DBCC raises inflation outlook, keeps growth target


At a glance

  • The Development Budget Coordination Committee (DBCC) keeps its gross domestic product (GDP) target of 6.0 percent to 7.0 percent for this year and 6.5 percent to 8.0 percent for 2024 to 2028.

  • The DBCC, however, adjusts upwards its inflation outlook for 2023 to 5.0 percent to 7.0 percent from the previous assumption of 2.5 percent to 4.5 percent.

  • DBCC expects inflation to return to the target range of 2.0 percent to 4.0 percent between 2024 and 2028.

  • The assumption for the price of Dubai crude oil for 2023 has been lowered to $70 to $90 per barrel.


President Marcos’ economic managers are confident that the country is still on track to meet its growth target for the year despite higher than expected inflation and global headwinds.

The inter-agency Development Budget Coordination Committee (DBCC) on Monday, April 24, kept its gross domestic product (GDP) target of 6.0 percent to 7.0 percent for this year and 6.5 percent to 8.0 percent for 2024 to 2028.

Budget Secretary Amenah F. Pangandaman said the GDP forecast already factored in risks posed by geopolitical and trade tensions, possible global economic slowdown, as well as weather disturbances in the country.

The DBCC, however, adjusted upwards its inflation outlook for 2023 on the back of “persisting high prices of food, energy, and transport costs.”

According to the inter-agency body tasked to set the government’s macroeconomic assumptions, inflation may average around 5.0 percent to 7.0 percent, higher than the previous assumption of 2.5 percent to 4.5 percent.

But the DBCC expects inflation to return to the target range of 2.0 percent to 4.0 percent between 2024 and 2028.

Meanwhile, the assumption for the price of Dubai crude oil for 2023 has been lowered to $70 to $90 per barrel due to global demand slowdown.

The latest forecasts suggest that global crude oil prices will continue to decline in 2024 before stabilizing at $60 to $80 per barrel between 2025 and 2028.

Moreover, the peso-dollar exchange rate assumptions for the year were adjusted downwards to 53 to 57, and are expected to be maintained at the same level until 2028.

Goods exports and imports growth projections for this year remained at 3.0 percent and 4.0 percent, respectively, following the trend in near-term global demand outlook and trade prospects.

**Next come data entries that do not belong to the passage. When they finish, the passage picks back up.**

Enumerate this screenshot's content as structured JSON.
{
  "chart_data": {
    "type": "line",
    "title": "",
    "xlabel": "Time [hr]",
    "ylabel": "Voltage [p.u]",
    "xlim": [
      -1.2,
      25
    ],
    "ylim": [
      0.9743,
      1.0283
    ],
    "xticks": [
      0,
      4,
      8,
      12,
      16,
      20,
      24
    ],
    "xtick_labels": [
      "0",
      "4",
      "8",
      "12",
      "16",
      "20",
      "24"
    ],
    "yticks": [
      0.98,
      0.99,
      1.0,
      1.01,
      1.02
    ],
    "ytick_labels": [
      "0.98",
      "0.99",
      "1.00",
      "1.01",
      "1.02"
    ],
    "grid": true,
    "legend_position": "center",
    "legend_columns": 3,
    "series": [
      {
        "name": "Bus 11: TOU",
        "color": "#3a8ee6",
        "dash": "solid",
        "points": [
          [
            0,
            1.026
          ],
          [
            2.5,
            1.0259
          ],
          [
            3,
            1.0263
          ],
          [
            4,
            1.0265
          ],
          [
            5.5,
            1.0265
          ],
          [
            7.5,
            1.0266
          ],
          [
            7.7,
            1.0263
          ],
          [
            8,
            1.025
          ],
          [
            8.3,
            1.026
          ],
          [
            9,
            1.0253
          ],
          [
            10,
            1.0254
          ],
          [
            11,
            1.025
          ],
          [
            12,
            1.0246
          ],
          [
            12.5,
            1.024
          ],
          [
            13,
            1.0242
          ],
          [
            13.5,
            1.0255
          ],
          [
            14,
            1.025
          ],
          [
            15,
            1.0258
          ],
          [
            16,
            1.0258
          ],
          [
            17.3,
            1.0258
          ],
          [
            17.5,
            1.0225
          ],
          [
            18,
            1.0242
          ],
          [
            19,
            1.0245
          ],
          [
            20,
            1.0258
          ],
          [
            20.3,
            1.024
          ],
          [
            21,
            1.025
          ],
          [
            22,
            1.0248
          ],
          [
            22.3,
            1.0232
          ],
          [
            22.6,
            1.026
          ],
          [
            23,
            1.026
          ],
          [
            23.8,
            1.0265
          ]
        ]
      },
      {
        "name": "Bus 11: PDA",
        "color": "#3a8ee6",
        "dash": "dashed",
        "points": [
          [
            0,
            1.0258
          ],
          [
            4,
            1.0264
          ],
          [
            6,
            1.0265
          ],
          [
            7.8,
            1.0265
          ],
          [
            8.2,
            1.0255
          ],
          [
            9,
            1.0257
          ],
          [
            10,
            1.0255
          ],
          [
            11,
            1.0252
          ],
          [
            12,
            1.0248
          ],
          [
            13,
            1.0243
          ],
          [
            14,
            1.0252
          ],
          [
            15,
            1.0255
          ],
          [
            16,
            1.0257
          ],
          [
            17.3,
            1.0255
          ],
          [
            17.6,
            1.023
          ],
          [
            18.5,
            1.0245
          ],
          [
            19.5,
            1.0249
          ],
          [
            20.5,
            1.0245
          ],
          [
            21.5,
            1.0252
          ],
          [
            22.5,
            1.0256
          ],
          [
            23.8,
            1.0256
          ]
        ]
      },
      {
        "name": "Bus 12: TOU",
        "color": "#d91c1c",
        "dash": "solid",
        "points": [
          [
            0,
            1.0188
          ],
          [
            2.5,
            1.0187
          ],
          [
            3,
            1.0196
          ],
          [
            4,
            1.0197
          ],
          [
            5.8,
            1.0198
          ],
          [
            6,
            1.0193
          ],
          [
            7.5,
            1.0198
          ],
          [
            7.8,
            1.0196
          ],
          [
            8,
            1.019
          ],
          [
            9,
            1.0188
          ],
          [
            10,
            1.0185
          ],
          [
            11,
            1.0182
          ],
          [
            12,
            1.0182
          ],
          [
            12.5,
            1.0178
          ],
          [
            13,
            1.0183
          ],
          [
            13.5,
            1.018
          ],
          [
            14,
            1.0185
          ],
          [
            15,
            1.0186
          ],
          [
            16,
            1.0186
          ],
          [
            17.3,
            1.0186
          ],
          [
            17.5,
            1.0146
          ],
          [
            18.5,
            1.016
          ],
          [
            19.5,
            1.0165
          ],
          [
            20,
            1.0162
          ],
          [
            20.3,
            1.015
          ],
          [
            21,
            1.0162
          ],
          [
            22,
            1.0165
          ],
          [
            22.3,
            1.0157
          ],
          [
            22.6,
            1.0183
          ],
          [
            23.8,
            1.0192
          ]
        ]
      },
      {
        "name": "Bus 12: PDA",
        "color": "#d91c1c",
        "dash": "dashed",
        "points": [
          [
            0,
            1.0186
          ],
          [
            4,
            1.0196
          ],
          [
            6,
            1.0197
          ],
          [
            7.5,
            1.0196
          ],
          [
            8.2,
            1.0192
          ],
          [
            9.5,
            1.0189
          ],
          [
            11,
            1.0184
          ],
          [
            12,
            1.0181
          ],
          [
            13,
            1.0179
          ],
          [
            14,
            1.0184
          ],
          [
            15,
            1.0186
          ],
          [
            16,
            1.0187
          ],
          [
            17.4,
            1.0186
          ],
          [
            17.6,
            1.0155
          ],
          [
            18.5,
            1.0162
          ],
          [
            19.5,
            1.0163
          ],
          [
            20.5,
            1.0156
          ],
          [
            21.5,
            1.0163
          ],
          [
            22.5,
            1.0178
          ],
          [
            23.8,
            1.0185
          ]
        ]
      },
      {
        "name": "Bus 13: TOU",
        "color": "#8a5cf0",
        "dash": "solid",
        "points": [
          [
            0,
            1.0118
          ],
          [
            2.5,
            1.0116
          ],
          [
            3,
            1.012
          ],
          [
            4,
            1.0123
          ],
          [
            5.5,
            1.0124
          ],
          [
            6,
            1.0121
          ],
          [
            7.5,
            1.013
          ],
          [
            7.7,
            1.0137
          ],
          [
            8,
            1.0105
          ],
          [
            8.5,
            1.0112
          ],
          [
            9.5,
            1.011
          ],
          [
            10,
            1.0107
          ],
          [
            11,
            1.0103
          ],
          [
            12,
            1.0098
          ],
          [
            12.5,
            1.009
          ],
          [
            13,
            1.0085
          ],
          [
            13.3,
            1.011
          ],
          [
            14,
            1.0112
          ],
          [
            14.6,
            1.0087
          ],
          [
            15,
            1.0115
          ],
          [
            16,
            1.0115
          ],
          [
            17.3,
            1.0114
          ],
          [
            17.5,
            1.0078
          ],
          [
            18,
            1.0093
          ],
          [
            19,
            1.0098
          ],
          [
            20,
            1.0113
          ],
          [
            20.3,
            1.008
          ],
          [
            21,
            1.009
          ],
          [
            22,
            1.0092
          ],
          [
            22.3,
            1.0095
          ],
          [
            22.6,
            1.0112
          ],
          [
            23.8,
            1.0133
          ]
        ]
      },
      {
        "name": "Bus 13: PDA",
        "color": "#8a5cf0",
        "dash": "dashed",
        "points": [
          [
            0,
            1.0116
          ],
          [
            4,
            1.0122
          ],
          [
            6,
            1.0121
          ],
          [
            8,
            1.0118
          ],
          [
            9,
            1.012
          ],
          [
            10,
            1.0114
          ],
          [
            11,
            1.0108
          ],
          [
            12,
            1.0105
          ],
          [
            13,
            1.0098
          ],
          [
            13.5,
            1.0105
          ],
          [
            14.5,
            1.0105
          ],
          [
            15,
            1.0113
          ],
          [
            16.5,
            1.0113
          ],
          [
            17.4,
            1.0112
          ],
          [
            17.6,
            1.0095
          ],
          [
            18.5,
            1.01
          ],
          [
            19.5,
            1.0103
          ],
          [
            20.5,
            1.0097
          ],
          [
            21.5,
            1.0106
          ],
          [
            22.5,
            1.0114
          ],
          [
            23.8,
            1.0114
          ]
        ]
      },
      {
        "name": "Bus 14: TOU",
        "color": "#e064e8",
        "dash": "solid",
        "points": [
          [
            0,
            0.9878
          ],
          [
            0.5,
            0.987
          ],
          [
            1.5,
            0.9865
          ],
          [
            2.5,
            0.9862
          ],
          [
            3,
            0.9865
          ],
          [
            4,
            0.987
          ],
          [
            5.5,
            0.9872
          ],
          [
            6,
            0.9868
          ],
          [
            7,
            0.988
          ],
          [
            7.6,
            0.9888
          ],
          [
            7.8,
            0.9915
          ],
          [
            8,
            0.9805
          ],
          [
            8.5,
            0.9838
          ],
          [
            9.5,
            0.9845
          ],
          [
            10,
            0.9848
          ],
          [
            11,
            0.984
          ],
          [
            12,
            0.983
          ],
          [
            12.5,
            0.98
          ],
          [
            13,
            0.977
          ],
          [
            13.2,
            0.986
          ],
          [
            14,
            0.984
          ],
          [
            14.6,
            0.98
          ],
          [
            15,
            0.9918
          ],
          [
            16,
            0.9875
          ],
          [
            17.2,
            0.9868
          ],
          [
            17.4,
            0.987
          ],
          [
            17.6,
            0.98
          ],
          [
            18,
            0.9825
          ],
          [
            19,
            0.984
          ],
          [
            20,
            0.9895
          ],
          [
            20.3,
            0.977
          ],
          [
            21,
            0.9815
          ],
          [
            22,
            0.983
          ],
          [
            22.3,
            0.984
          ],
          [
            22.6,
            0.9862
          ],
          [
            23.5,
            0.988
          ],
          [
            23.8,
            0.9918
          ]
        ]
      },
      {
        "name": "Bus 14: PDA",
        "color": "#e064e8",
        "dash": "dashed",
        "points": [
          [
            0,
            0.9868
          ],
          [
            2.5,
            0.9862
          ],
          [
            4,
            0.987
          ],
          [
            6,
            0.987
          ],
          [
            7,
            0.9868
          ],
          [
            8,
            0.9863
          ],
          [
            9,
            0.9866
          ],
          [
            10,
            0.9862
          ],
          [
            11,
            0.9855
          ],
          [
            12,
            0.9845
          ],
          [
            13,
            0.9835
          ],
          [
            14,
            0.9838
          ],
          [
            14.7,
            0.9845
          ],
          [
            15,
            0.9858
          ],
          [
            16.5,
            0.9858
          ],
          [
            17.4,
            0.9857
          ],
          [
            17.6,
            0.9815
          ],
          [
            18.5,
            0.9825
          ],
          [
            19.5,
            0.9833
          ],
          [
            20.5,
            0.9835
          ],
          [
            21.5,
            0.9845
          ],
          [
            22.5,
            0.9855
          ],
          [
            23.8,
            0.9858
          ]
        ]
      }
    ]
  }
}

These are expected to stabilize at 6.0 percent percent and 8.0 percent, respectively, in the medium term.

Services exports are expected to perform better this year and next year following the recovery of the tourism sector and the continued resilience of the business process outsourcing (BPO) sector.

Specifically, services exports growth was adjusted upwards from 12 percent to 17 percent in 2023 and from six percent to 16 percent in 2024.

Services imports growth estimates were also increased from eight percent to 11 percent in 2023 and from eight percent to 10 percent in 2024.